Le président m’a confié qu’il n’était pas satisfait de mon boulot la semaine dernière ”, confie Jean-Luc Meys. “ Il m’a vu contre une balustrade à un moment, chose qui ne lui aurait pas plu. Je ne lui en veux pas car c’est un brave homme, mais ces explications sont simplement ahurissantes Surtout que je supervisais des exercices à cet instant précis.

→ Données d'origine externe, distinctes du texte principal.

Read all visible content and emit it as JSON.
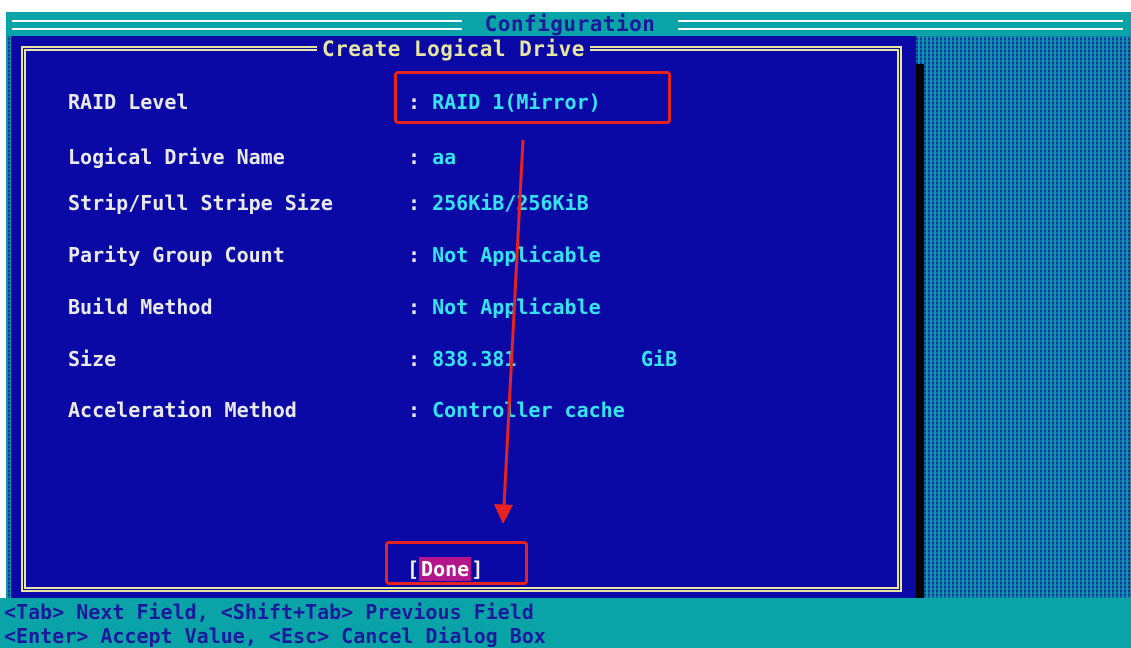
{
  "window": {
    "title": "Configuration"
  },
  "dialog": {
    "title": "Create Logical Drive",
    "fields": [
      {
        "label": "RAID Level",
        "value": "RAID 1(Mirror)"
      },
      {
        "label": "Logical Drive Name",
        "value": "aa"
      },
      {
        "label": "Strip/Full Stripe Size",
        "value": "256KiB/256KiB"
      },
      {
        "label": "Parity Group Count",
        "value": "Not Applicable"
      },
      {
        "label": "Build Method",
        "value": "Not Applicable"
      },
      {
        "label": "Size",
        "value": "838.381",
        "unit": "GiB"
      },
      {
        "label": "Acceleration Method",
        "value": "Controller cache"
      }
    ],
    "colon": ":",
    "done": {
      "open": "[",
      "label": "Done",
      "close": "]"
    }
  },
  "help": {
    "line1": "<Tab> Next Field, <Shift+Tab> Previous Field",
    "line2": "<Enter> Accept Value, <Esc> Cancel Dialog Box"
  },
  "colors": {
    "dialog_bg": "#0a09a6",
    "teal": "#0aa3a8",
    "label_text": "#e9e9e9",
    "value_text": "#35e4f0",
    "highlight": "#b5158c",
    "annotation_red": "#e8231f"
  }
}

Si celui qui est passé par les staffs de la RJSHL Fleurus et de l’Olympic décide de parler aujourd’hui, c’est en fait avant tout pour dénoncer le manque de confiance qui régnait chez les Loups ces dernières semaines. À ses yeux en tout cas. “ Mon départ me fait du mal et je remercie tous les vrais Châtelettains. Mais nous savions que nous n’évoluions pas dans un climat serein. La saison dernière, l’entraîneur Christian Audin avait été contacté par trois fois alors que tout tournait bien. L’intéressé l’a confirmé. Dans la même optique, à la reprise des entraînements, un joueur venant de la Provinciale 3 était présent, alors que nous n’étions pas au courant. Avec Valery, nous savions donc que nous n’avions pas droit au moindre faux pas.

Toujours selon Jean-Luc Meys, il n’y avait donc pas de véritable raison au limogeage d’Andreev. “ Nous étions alors à quatre points de Warcoing, ce qui est toujours le cas à l’heure actuelle.